Enterprise and Small Business Principles
Patterns of self-employment
The rest of this review concentrates upon the empirical patterns of self-employment in a number of key areas. These are:
■ the role of personal characteristics in the determination of employment status;
■ important characteristics of the jobs that the self-employed choose to do; and
■ the flows into and out of self-employment.
A distinctive feature of self-employment is that it involves taking risks which entail the possibility of failure. Once a self-employed person establishes a business, some risks decline, but they never disappear. The penalties of failure vary with the degree of personal commitment, the availability of alternative wage or self-employment, and the extent of a social safety net, but they usually involve high personal cost. An employee may be made redundant but there is often some financial compensation, perhaps guaranteed by the State, and there is a social concern that offers at least nominal encouragement. However, the bankrupt self-employed person (who may not be able to take advantage of any bankruptcy protection) has less of a safety net, and he (and even his family) may be deprived of all financial assets. While the risks are inherent, self-employment would be more attractive if fewer of those who entered were likely to fail. If the standard of entrants were higher the survival rate would be higher. If that is achieved by more rigorous screening rather than an upgrading of human resources, less labour would enter the sector and the government’s programmes for encouraging the sector would be less effective.
The self-employed are concentrated mainly in industries and trades where there are many producers, where entry is relatively easy and competition vigorous. The resulting crowding can lead to market saturation, and the self-employed often operate close to the margin. When times are difficult (in general, or in their particular trade), they drive themselves and their families harder; when circumstances are easier they reap the benefits. Hakim (1988b) notes that the self-employed exhibit a tendency to increase their hours and effort during tough times rather than cut staff. In better times they then cut hours and effort rather than strive only for financial reward. It is largely a private question as to how badly or how well they treat themselves in terms of hours and conditions of work. For those with employees the danger is that they will expect the employees to accept the same treatment that they themselves tolerate, or worse. As a consequence, the self-employed are sometimes seen as bad employers. They are concentrated in service trades where many employees are paid low wages; these wages may be further reduced when the employer’s earnings fall. Employers may also be tempted to extend hours of work and neglect safety conditions and there is little guarantee that in good times the gains of self-employment will be shared with the employees.

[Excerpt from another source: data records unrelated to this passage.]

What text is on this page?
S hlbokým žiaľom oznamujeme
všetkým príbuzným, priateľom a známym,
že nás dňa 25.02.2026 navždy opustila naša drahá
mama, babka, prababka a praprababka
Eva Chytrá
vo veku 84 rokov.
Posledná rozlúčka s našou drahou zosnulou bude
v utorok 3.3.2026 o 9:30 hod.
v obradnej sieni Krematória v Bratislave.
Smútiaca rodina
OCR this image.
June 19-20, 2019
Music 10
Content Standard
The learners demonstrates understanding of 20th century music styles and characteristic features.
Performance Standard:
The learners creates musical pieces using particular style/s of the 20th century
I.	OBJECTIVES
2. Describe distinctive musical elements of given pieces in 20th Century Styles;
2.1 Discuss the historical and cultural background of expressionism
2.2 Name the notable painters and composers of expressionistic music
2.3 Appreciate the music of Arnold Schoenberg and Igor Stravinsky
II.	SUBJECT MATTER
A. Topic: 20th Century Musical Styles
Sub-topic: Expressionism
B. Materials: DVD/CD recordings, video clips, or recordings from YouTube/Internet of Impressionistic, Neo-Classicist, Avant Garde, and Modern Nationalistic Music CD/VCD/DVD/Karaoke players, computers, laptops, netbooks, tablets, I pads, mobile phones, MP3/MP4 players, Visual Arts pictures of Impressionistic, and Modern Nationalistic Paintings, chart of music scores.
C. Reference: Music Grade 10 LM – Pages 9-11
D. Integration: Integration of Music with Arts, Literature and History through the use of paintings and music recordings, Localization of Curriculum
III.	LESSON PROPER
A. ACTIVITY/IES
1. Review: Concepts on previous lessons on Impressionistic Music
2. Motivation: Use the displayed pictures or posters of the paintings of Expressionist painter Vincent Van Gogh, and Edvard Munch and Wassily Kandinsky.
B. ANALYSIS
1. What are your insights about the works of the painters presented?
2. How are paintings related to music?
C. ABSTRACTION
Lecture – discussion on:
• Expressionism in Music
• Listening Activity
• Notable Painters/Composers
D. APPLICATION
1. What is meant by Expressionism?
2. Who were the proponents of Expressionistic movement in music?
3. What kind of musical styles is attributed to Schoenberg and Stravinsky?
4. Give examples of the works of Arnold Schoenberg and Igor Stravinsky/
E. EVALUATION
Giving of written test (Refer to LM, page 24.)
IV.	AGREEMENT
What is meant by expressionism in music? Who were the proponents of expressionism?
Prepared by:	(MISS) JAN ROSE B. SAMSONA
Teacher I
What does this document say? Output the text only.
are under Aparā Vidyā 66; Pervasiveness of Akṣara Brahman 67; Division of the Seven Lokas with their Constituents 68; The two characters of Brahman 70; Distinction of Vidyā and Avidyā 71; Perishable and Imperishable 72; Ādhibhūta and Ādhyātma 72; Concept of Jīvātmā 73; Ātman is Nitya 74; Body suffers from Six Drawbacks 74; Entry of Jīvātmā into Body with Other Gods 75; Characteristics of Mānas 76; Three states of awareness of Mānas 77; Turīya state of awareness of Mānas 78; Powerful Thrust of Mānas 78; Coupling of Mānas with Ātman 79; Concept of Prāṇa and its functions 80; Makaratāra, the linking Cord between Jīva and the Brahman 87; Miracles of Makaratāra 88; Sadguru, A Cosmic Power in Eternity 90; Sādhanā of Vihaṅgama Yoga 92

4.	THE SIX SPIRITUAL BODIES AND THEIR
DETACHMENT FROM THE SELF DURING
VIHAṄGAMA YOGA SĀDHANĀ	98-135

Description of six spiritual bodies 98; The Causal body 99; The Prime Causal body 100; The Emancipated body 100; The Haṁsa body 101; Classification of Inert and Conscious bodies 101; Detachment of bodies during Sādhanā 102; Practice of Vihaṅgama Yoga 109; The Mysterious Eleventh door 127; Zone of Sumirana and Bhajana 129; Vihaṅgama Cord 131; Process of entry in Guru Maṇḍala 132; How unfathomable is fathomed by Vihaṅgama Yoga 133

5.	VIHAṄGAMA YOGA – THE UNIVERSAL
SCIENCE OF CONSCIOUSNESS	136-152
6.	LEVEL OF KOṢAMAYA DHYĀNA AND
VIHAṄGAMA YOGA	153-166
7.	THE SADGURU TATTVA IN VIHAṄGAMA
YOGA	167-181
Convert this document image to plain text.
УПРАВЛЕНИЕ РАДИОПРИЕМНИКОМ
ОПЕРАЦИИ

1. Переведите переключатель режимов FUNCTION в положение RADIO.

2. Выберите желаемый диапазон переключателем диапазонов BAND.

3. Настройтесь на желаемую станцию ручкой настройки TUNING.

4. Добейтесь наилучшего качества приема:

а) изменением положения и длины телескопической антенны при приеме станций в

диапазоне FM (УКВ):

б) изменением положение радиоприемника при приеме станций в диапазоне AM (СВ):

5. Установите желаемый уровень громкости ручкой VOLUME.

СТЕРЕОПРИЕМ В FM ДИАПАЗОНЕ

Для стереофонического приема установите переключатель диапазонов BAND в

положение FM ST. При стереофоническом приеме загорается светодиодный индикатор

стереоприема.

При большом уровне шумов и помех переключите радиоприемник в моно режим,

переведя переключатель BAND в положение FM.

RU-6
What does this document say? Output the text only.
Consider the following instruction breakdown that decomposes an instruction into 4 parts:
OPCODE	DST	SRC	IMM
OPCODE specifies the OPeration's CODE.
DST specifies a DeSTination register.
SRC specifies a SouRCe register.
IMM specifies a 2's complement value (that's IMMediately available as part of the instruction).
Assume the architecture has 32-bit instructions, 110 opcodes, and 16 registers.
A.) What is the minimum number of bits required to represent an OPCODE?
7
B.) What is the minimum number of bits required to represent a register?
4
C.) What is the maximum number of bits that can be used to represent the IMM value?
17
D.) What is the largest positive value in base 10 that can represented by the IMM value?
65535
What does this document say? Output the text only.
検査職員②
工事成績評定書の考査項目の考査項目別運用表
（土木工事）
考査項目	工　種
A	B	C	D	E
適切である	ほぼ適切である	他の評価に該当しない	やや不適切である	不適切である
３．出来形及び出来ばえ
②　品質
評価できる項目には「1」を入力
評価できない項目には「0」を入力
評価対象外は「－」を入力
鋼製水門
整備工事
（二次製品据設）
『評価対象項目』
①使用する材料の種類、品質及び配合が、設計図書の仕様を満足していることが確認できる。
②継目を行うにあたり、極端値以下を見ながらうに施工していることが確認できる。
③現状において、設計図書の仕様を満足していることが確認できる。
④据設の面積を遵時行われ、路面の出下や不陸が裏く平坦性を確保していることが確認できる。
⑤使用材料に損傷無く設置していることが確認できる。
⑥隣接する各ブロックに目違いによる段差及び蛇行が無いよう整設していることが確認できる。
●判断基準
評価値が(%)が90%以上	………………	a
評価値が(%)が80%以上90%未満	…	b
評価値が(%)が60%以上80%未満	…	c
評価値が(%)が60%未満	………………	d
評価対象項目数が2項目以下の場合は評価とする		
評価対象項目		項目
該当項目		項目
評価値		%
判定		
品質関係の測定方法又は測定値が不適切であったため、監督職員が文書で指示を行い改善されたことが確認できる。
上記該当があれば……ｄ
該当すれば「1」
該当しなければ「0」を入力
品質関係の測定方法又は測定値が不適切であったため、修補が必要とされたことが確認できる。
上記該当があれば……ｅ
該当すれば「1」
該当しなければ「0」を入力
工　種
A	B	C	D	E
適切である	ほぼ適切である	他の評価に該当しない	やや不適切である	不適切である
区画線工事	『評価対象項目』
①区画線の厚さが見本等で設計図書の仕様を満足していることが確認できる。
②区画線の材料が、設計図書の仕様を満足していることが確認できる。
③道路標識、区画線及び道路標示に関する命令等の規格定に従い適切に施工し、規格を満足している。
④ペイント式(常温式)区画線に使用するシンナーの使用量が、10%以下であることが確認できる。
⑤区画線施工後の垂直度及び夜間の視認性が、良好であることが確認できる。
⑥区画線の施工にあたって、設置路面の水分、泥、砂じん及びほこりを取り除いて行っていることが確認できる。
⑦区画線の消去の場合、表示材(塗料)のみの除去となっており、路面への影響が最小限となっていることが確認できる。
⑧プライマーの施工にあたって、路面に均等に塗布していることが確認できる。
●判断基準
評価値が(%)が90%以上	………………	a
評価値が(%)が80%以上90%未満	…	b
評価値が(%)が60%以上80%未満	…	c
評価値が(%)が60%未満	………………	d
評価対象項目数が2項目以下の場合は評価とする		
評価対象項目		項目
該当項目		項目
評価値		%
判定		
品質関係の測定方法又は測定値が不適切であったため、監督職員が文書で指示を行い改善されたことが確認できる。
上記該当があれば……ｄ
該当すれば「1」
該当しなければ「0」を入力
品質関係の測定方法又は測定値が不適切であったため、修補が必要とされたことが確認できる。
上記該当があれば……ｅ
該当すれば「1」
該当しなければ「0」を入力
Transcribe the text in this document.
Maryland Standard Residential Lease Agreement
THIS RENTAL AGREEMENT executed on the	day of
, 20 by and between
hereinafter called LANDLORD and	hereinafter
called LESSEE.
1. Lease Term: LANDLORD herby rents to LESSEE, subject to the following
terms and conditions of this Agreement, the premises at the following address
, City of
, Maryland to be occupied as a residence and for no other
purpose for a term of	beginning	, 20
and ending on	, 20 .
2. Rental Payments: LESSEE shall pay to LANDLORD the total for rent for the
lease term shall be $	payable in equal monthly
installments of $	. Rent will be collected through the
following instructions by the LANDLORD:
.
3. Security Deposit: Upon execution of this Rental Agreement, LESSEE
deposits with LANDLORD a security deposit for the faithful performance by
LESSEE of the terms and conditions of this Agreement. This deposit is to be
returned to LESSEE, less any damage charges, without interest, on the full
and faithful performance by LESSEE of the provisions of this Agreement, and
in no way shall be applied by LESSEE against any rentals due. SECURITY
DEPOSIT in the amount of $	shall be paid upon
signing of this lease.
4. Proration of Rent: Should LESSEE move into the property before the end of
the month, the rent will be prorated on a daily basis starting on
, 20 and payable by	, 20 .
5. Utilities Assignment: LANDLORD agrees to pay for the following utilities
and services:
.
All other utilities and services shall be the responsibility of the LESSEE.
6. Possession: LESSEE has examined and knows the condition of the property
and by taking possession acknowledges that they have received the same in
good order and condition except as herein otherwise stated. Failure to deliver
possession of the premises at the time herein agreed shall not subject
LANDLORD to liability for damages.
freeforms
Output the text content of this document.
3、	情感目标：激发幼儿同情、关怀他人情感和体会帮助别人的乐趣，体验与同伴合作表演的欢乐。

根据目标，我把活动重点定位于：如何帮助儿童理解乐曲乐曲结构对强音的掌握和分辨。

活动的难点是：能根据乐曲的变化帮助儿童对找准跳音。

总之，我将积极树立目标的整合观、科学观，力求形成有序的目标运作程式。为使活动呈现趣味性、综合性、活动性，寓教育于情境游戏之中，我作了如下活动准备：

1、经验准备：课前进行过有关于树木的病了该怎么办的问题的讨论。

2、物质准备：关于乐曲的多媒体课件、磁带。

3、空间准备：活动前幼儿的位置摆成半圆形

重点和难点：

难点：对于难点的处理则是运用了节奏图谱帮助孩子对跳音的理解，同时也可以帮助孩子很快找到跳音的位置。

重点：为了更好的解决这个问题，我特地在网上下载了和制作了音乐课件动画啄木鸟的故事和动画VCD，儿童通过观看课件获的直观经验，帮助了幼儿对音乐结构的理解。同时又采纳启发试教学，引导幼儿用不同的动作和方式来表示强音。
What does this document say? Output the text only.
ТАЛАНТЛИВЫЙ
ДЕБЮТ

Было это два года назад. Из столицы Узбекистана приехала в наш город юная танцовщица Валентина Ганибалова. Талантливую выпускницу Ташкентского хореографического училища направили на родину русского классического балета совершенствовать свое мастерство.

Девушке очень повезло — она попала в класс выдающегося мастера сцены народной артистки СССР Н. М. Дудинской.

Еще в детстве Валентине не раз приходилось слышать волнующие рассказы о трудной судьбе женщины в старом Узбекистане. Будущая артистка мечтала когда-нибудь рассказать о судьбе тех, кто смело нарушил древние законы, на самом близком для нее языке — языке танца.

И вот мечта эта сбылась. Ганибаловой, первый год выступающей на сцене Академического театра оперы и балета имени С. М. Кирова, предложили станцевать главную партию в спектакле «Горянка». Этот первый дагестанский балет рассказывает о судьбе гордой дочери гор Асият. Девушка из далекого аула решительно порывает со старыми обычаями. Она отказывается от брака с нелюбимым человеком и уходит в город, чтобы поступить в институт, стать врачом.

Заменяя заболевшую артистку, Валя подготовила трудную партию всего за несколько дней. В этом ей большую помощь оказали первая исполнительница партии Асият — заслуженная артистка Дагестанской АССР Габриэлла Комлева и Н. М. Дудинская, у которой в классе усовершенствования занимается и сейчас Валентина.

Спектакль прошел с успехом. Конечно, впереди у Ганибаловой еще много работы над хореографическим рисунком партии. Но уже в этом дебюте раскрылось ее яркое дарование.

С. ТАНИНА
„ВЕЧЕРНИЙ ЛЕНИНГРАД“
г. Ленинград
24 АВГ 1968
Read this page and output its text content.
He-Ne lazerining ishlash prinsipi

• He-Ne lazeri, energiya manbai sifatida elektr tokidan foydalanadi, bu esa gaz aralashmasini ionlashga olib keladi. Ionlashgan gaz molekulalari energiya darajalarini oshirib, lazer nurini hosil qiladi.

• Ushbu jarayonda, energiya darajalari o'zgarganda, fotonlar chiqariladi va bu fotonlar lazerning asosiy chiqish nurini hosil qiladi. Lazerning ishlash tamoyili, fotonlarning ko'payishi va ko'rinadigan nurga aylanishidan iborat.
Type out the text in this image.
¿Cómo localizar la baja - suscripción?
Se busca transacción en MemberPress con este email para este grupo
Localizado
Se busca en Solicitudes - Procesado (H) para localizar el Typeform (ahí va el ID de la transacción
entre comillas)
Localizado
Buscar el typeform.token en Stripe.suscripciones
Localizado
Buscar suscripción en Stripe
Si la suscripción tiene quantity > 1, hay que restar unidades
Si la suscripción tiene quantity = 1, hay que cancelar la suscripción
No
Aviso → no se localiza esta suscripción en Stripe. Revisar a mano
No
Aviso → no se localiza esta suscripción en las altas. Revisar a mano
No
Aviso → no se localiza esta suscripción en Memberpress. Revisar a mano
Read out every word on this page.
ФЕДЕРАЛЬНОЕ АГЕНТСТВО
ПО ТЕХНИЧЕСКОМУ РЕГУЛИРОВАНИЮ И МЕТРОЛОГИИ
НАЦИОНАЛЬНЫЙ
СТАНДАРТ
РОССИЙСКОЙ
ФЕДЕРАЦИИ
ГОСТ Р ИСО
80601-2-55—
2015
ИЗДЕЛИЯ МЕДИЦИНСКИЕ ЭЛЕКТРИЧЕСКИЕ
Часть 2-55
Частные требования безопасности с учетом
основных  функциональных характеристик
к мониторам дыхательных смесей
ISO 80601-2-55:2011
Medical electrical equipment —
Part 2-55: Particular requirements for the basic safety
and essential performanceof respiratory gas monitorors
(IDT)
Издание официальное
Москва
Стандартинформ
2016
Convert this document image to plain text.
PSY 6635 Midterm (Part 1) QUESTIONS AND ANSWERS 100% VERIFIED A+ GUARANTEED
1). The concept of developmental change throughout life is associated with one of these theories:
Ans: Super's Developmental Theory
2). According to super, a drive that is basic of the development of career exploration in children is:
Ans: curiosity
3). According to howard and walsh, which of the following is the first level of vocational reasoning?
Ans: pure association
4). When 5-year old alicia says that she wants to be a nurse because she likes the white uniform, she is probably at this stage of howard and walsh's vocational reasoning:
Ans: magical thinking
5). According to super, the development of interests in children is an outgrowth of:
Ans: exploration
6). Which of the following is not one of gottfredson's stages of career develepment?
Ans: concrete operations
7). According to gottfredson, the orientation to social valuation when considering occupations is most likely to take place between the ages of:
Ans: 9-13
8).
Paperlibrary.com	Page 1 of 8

In many trades where self-employment is extensive the enterprises are too small for there to be any real likelihood that trade unions can organise the employees. Moreover, where trade unions endeavour to do so, small employers and often their employees as well may resist these efforts. Trade unions tend, therefore, to be suspicious of selfemployment. Laws and regulations may not apply or may be difficult to enforce. Employment terms accepted by employees of very small-scale employers may be seen as a threat to the terms which trade unions negotiate in larger firms. Employees in trades where the self-employed are a significant element may find their terms and conditions of work constrained. Their employers may argue that they have to face competition from very small firms and thus cannot afford ‘excessive’ labour costs. Poor employment conditions of employees in some very small firms, although at the margin of an industry, may have a wider depressing effect on wages and working conditions. Trade unions may believe that it is the owners of micro enterprises with whom they cannot negotiate who weaken their bargaining power in other enterprises where they are organised.